Italien - guter Geschmack hat ein zu Hause

Mein Hauptaugenmerk liegt auch in Italien auf dem urbanen Umfeld. In Italien besteht jedoch das Problem, dass jede noch so kleine Stadt dem Fotografen außergewöhnliche Ansichten bietet, so dass ich kaum weiß, wohin ich mich wenden soll. Es stehen noch viele Orte aus, wo ich unbedingt fotografieren muss. Die Perspektiven sind größtenteils die gleichen wie in Berlin, auch wenn der Charakter der entstandenen Bilder ein ganz anderer zu sein scheint. Mein Italien ist gar nicht so bunt, wie ich vielleicht geglaubt hätte. Es scheint auch nicht immer die Sonne. Neben dem quadratischen gibt es in Italien natürlich viel mehr klassische Formate.

Der Süden - barocker Alltag im 3. Jahrtausend

Kaum irgendwo findet man eine größere Dichte von schönen Orten als im Süden Italiens. Es braucht kein konkretes Ziel, um teilweise unglaubliche Plätze zu entdecken. Gerade die Abgelegenheit mancher Sehenswürdigkeit scheint schier unbegreiflich. "Lost Places" ist gerade hierzulande mittlerweile zu einem gefragten Sujet avanciert, wahrscheinlich im Zuge der Eroberung Osteuropas. Jeder auch noch so unansehnliche Ort wird zum Mittelpunkt der Weltgeschichte erklärt, und ich weiß nicht, ob es sich um eine Sehnsucht nach Einsamkeit und Ruhe, sprich um Ostalgie, oder vielleicht doch eher um den Spiegel einer inneren Befindlichkeit handelt. Jedenfalls denkt dabei niemand an Italien, wo der morbide Charme vollständig integriert uns überall umgibt.

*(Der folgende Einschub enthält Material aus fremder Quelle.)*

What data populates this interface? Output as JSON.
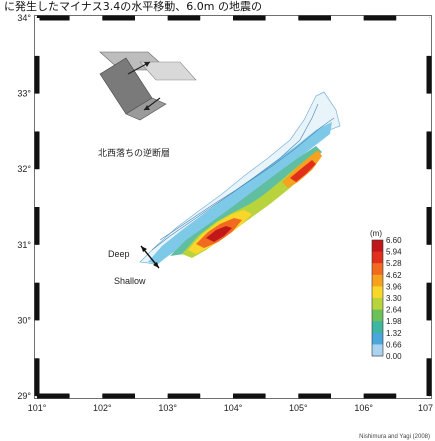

  • Pozzo di Mazza 01, Siracusa, 2010
  • Pozzo di Mazza 02, Siracusa, 2010
  • Vicolo Pallonetta, Conversano, 2010
  • Via Tarsi, Conversano, 2010
  • Via dei Tolomei, Ortigia, 2016
  • Piazza Regina Elena, Avola, 2016
  • Piazza Regina Elena, Avola, 2016
  • Via Goffredo Mamedi, Avola, 2016

Große alte Städte - Neapel, Rom, Bologna

Die großen italienischen Städte sind voller Sehenswürdigkeiten. Schwierig etwas zu fotografieren, was nicht schon in einem Reiseführer verzeichnet ist. Die Geschichte ist allgegenwärtig, und nichts scheint zu geschehen, was nicht damit zusammenhängt. Das Neue schafft es nicht, sich gegen die Masse an Altem abzuheben. Die Patina ist allgegenwärtig, ungefähr so wie die katholische Kirche, und frißt sich sozusagen sofort in alles neu Entstehende hinein. Das Erscheinungsbild der italienischen Städte hat im Vergleich zu deutschen Städten immer etwas marodes, was uns verunsichert, aber gleichzeitig etwas unvergängliches, was uns ein Gefühl von Sicherheit und Schönheit vermittelt.

Sakrale Orte - die Inszenierung des Unbegreiflichen

Eigentlich war es nur die Hitze, die den Nordländer in die Kühle sakraler Bauten trieb. Drinnen war teilweise mehr los als draussen, ganz anders als bei uns. Es gibt auch viel mehr zu sehen. Oft kommt es mir gar nicht so vor, als ob ich irgendwo drin wäre. Viele der Räume sind natürlich auch sehr groß, wie Schiffe. Die Größe allein reicht allerdings nicht aus, dieses Wohlbehagen zu erzeugen, diese Ruhe auszustrahlen. Es ist auch die mühevolle Einrichtung, das Arrangement, die Inszenierung, das Licht, nicht wie in den kahlen Sälen bei uns. Hinter den Säulen in den Ecken ein stetiges Huschen, Rascheln und Flüstern. Schatten und tiefe Dunkelheit wechseln sich ab mit Lichtquellen aller Art und hellen Reflektionen auf kostbarem Marmor. Oft sitzt oder hängt besser gesagt jemand schlafend auf einer Kirchenbank. Große bequeme Sofas sollte man hinstellen, dann könnte vielleicht auch ich mich zu einem Nickerchen entschließen.